Lir cursed beneath his breath, the throne room overflowing with swiftly growing flora.

“But if we continue?—”

“So be it,” Aisling said against his lips. Words that inspired a shudder from the fae king, rippling through his every muscle as he brought her closer to him.

“Together,” he said, “you and I will bring this world to its knees.”

He entered her. Thrusting lightly at first, torturously slow, then deeply, throwing his head back the moment Aisling reached for the head of the throne and gripped it till her fingertips might bruise. With each stroke, the realm churned, shifted, as Aisling and Lir ripped the tapestry of fate apart and pinned their own stars to the sky.

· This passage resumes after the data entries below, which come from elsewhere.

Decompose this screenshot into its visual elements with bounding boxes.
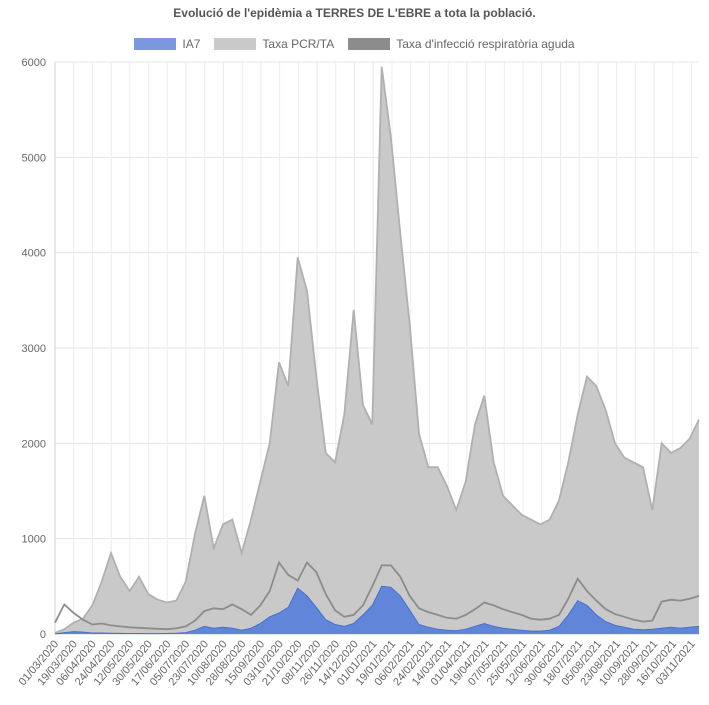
legend-label-ira: Taxa d'infecció respiratòria aguda bbox=[396, 37, 575, 51]
y-tick-label: 2000 bbox=[22, 438, 46, 450]
y-tick-label: 3000 bbox=[22, 343, 46, 355]
legend-label-pcr: Taxa PCR/TA bbox=[262, 37, 335, 51]
legend-item-ia7[interactable]: IA7 bbox=[134, 37, 200, 51]
legend-swatch-ia7 bbox=[134, 38, 177, 50]
legend-item-pcr[interactable]: Taxa PCR/TA bbox=[214, 37, 334, 51]
legend: IA7 Taxa PCR/TA Taxa d'infecció respirat… bbox=[0, 37, 709, 51]
series-line-taxa-pcr-ta bbox=[54, 66, 700, 634]
series-areas bbox=[54, 66, 700, 635]
series-line-taxa-d-infecci-respirat-ria-aguda bbox=[54, 560, 700, 631]
legend-item-ira[interactable]: Taxa d'infecció respiratòria aguda bbox=[348, 37, 575, 51]
chart-title: Evolució de l'epidèmia a TERRES DE L'EBR… bbox=[173, 6, 536, 20]
y-tick-label: 5000 bbox=[22, 152, 46, 164]
legend-label-ia7: IA7 bbox=[182, 37, 201, 51]
legend-swatch-pcr bbox=[214, 38, 257, 50]
x-axis-ticks: 01/03/202019/03/202006/04/202024/04/2020… bbox=[17, 638, 698, 688]
series-line-ia7 bbox=[54, 585, 700, 635]
y-tick-label: 1000 bbox=[22, 534, 46, 546]
legend-swatch-ira bbox=[348, 38, 391, 50]
y-tick-label: 6000 bbox=[22, 57, 46, 69]
y-axis-ticks: 0 1000 2000 3000 4000 5000 6000 bbox=[22, 57, 46, 641]
y-tick-label: 0 bbox=[40, 629, 46, 641]
y-tick-label: 4000 bbox=[22, 248, 46, 260]
series-area-ia7 bbox=[55, 586, 699, 634]
series-area-taxa-pcr-ta bbox=[55, 66, 699, 635]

“You’re mine,” he whispered, against her spine. Fangs scraping down her back. Voice ragged and rough with yearning. As though this wasn’t enough, as though a lifetime of this wasn’t enough, and he needed more of her. Of them.

“And I am yours.”

Aisling bit down on her bottom lip, drawing blood.

He filled her, moving painfully slow, swelling inside and blinding the sorceress to anything but this . But the feel of his soul as it wrapped around her own, tangling itself with hers till they could scarcely tell one from the other, was euphoric. Couldn’t make the two apart as they wove, as they laced, as they threaded together, becoming one.

As the cord that’d bound them, at last, ripped apart, again and again with every thrust. With every movement. Binding something new. Becoming something new. Becoming one. And truly bound.